なんでも、こっそりプレゼントを用意するために、ディアーナに私の指輪のサイズを調べてくれるように頼んだらしい。代わりに、バレンタインまでエルメーテを近寄らせるなと言いつけられてしまったみたいで。
その仕事中、私に近付き過ぎているエルメーテを見るたびに殺意が湧いたというから恐ろしい。
「こんなことなら、最初からプレゼント候補をネックレス1本に絞っておけば良かった。いらぬストレス過ぎた」
あと何日か長引けば、ベリザリオとディアーナで、エルメーテをす巻にして雪山に捨てていたかもしれないと彼は笑う。冗談だか本気だかわからないから怖い。だけど、なんかおかしい。
彼の腕の中で私は笑った。抱いてくれているベリザリオが温かい。いつかは手放さねばならないであろう温もりだけれれど、今は私だけのものだ。不安を忘れたくて彼の胸に顔をうずめる。
「卒業しても、ベリザリオは私だけの彼氏でいてくれる?」
「当たり前だろう? 心配?」
心配だ。とても。すぐ近くにはエルメーテっていう悪い例がいるし、ベリザリオは格好いいから、周囲の人たちが放っておかないだろう。

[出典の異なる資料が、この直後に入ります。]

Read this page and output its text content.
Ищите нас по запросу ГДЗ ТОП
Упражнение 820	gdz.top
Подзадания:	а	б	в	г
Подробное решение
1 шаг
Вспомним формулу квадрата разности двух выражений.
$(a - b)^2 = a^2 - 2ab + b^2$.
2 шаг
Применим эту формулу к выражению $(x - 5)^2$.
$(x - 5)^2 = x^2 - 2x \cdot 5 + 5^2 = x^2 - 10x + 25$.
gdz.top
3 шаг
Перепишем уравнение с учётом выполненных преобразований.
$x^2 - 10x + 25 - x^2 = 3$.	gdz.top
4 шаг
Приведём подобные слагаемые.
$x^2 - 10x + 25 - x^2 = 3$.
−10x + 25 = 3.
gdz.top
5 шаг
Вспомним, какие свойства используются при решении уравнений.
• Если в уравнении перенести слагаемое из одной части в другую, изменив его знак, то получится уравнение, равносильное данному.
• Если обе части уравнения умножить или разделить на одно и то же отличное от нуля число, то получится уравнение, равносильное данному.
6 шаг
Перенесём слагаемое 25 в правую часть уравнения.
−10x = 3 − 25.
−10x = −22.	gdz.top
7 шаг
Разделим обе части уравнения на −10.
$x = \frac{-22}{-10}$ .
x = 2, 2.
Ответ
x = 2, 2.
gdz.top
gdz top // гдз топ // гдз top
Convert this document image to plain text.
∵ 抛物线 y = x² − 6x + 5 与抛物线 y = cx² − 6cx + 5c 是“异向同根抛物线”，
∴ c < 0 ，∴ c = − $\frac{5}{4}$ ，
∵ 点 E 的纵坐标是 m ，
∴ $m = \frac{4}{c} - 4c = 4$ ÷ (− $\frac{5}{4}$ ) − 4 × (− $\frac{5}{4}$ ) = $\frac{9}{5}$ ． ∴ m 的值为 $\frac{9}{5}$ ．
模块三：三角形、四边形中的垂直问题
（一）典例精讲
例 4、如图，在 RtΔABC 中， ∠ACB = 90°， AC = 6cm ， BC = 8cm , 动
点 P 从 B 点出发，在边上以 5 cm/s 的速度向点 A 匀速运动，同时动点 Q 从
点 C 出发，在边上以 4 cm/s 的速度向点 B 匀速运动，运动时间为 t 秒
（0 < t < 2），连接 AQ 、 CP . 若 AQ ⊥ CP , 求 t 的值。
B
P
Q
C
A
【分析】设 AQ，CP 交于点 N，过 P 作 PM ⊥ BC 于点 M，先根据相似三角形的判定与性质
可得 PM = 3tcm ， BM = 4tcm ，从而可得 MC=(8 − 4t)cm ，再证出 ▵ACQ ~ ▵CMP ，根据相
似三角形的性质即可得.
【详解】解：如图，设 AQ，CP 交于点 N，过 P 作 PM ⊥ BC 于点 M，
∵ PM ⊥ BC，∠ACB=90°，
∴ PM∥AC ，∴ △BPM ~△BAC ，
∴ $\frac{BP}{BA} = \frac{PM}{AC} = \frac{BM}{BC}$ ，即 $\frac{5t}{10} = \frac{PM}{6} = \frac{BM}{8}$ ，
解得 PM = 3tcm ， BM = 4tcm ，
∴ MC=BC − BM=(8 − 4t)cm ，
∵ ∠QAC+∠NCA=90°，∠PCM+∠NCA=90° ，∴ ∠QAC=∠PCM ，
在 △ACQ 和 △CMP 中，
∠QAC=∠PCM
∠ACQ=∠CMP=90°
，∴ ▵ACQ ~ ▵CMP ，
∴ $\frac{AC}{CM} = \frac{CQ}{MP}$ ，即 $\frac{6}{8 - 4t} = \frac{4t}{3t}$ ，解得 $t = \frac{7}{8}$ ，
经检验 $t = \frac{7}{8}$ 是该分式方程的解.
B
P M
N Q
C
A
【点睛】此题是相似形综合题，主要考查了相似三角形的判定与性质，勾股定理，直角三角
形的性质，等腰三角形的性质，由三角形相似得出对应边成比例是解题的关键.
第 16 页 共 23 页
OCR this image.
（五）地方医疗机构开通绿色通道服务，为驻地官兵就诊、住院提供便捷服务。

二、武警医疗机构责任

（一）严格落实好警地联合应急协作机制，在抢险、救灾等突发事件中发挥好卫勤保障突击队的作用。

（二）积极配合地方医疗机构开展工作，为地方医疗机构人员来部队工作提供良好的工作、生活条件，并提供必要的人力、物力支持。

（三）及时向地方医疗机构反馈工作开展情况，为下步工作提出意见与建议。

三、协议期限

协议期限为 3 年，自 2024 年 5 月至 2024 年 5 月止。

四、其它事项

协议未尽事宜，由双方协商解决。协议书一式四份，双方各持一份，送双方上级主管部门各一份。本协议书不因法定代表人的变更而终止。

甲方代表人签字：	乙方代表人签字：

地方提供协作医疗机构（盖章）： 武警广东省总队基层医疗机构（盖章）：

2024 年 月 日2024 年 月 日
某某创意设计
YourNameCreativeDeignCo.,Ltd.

そんな私をあやすようにベリザリオは私の頭を撫でる。そうして、落ち着いた声でゆっくりと言ってくれた。
「手紙を書く。あと、時間がある時は会いにくるよ」
ベリザリオが私のあごに手を添えた。上を向かされて口をふさがれる。私は彼の背に腕を回して力を込めた。
忘れよう。今この瞬間だけは、お互いさえ感じていれればいいのだから。